J’avais remarqué une maison garnie habitée par des commis et des ouvrières. Cette sorte d’hôtel n’était pas éloigné de la prétendue pâtisserie où l’on m’avait conduite. Je pensais qu’avec de l’argent on trouvait toujours un gîte. Je n’étais pas riche, mais enfin je possédais cinq livres ! un trésor ! J’allai donc trouver la gérante du garni, un type d’exhibition foraine, une colosse, qui se montra pour moi pleine de déférence, quand je lui eus déposé en mains plus ou moins propres, le prix exigé d’avance pour la location. Puis, j’achetai chez une revendeuse les vêtements qui m’étaient nécessaires ; le tout avec un sens pratique, qui me stupéfie aujourd’hui quand j’y pense. Avais-je du chagrin ? non : du regret peut-être. Avant tout, je me suis fait une loi d’être véridique. Je mentirais en disant que j’ai pleuré de la peine d’une séparation des miens. J’avais trop longtemps vécu loin d’eux, et force avait bien été, par suite des circonstances, de me regarder, à mon retour de Boulogne, comme une enfant de treize ans qui revient de nourrice.

J’aurais mieux aimé, en somme, le pensionnat que la famille : mais, tout inexpérimentée que j’étais, je sentais que l’indépendance était encore préférable à tout.
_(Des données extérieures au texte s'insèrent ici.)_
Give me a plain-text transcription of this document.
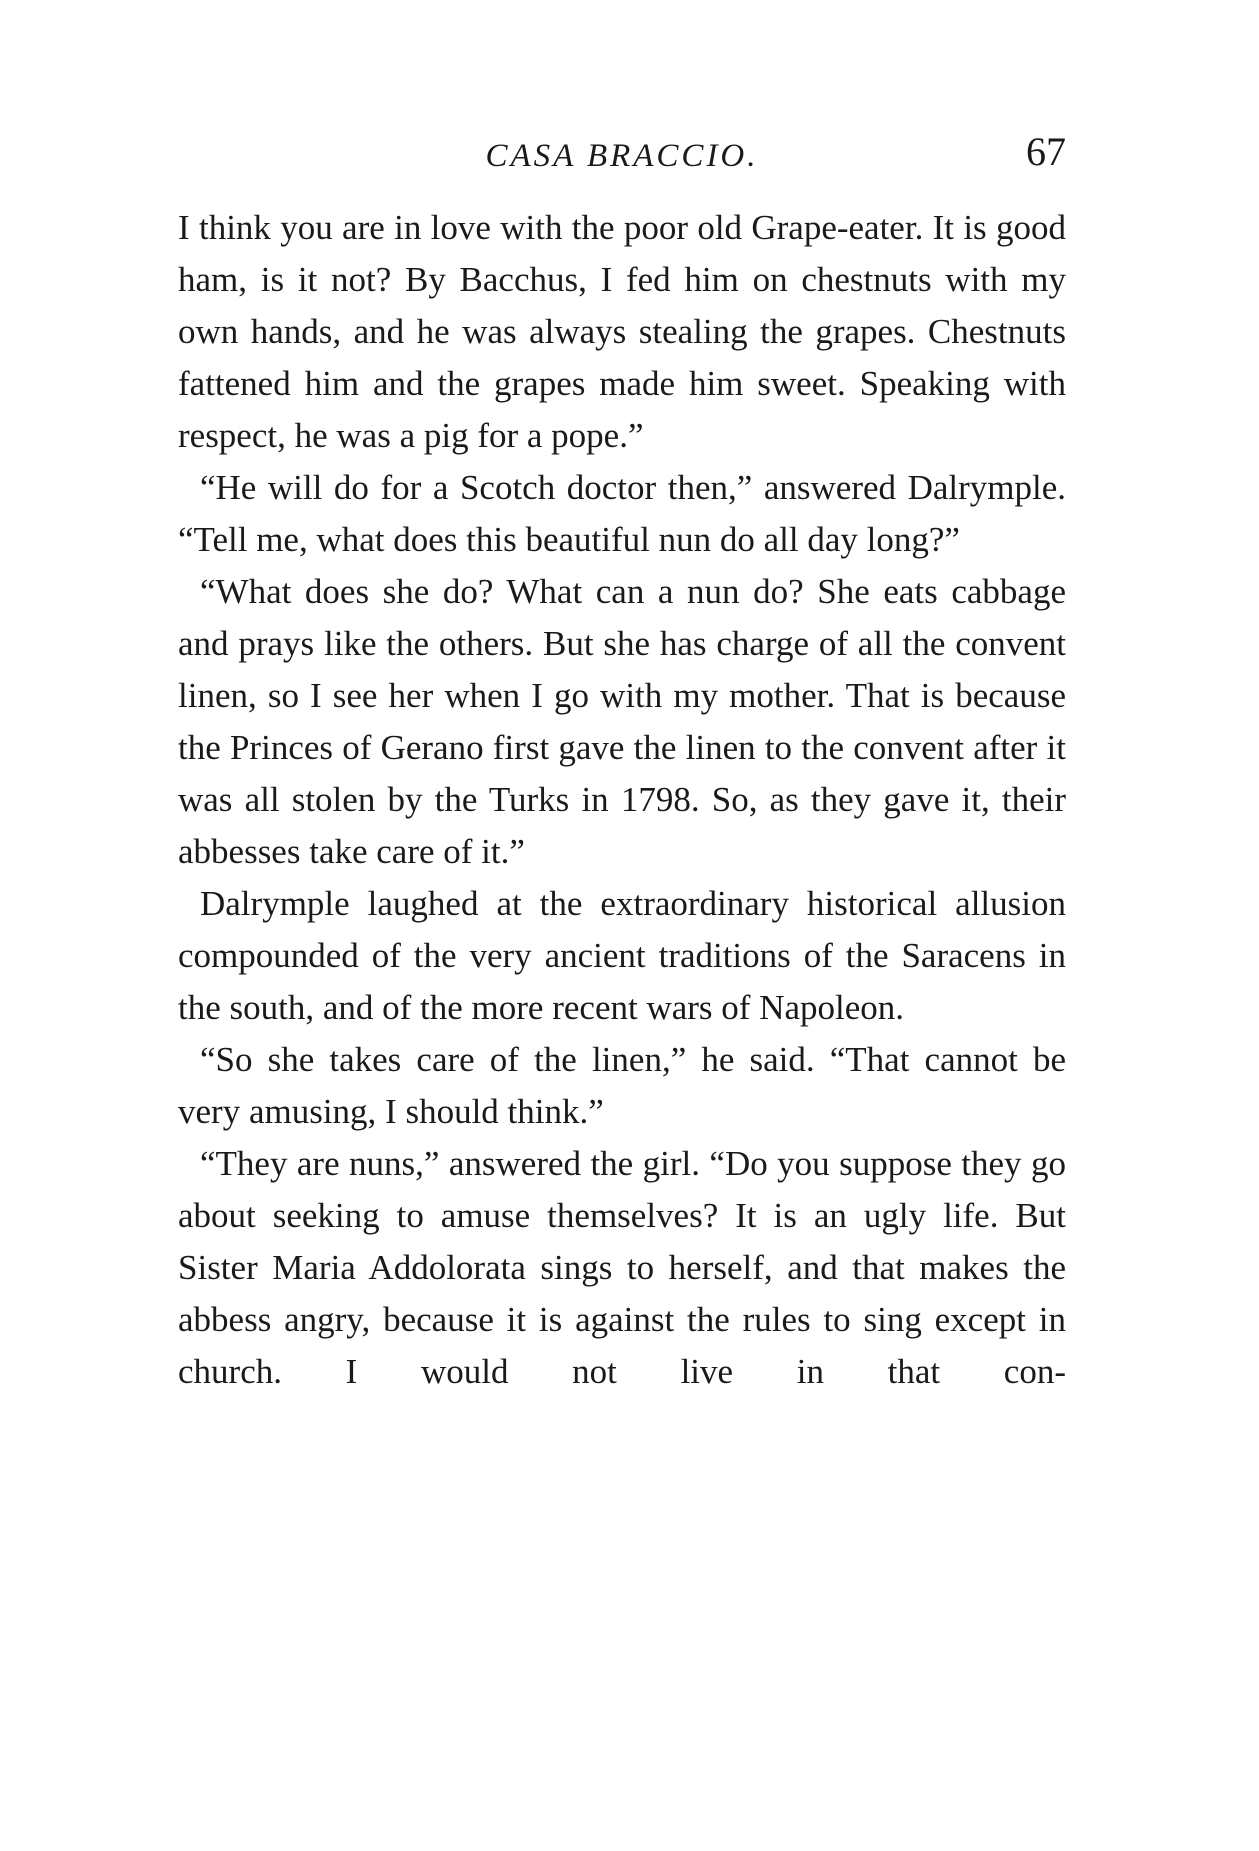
CASA BRACCIO.	67

I think you are in love with the poor old Grape-eater. It is good ham, is it not? By Bacchus, I fed him on chestnuts with my own hands, and he was always stealing the grapes. Chestnuts fattened him and the grapes made him sweet. Speaking with respect, he was a pig for a pope.”

“He will do for a Scotch doctor then,” answered Dalrymple. “Tell me, what does this beautiful nun do all day long?”

“What does she do? What can a nun do? She eats cabbage and prays like the others. But she has charge of all the convent linen, so I see her when I go with my mother. That is because the Princes of Gerano first gave the linen to the convent after it was all stolen by the Turks in 1798. So, as they gave it, their abbesses take care of it.”

Dalrymple laughed at the extraordinary historical allusion compounded of the very ancient traditions of the Saracens in the south, and of the more recent wars of Napoleon.

“So she takes care of the linen,” he said. “That cannot be very amusing, I should think.”

“They are nuns,” answered the girl. “Do you suppose they go about seeking to amuse themselves? It is an ugly life. But Sister Maria Addolorata sings to herself, and that makes the abbess angry, because it is against the rules to sing except in church. I would not live in that con-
Aussi n’était-ce pas sans une réelle satisfaction que je me disais : Je suis chez moi ! Je m’installai, au su et au vu des co-locataires, dont quelques-uns étaient à peu de chose près de mon âge. Ma chambre contenait tout juste un lit, une table, une petite armoire. Je ne pouvais plus compter que sur moi-même : je le savais, et j’envisageais la situation crânement, confiante dans la destinée. Je n’ai plus revu le loup de mon histoire, un marchand de diamants, paraît-il, qu’on nommait Saunders.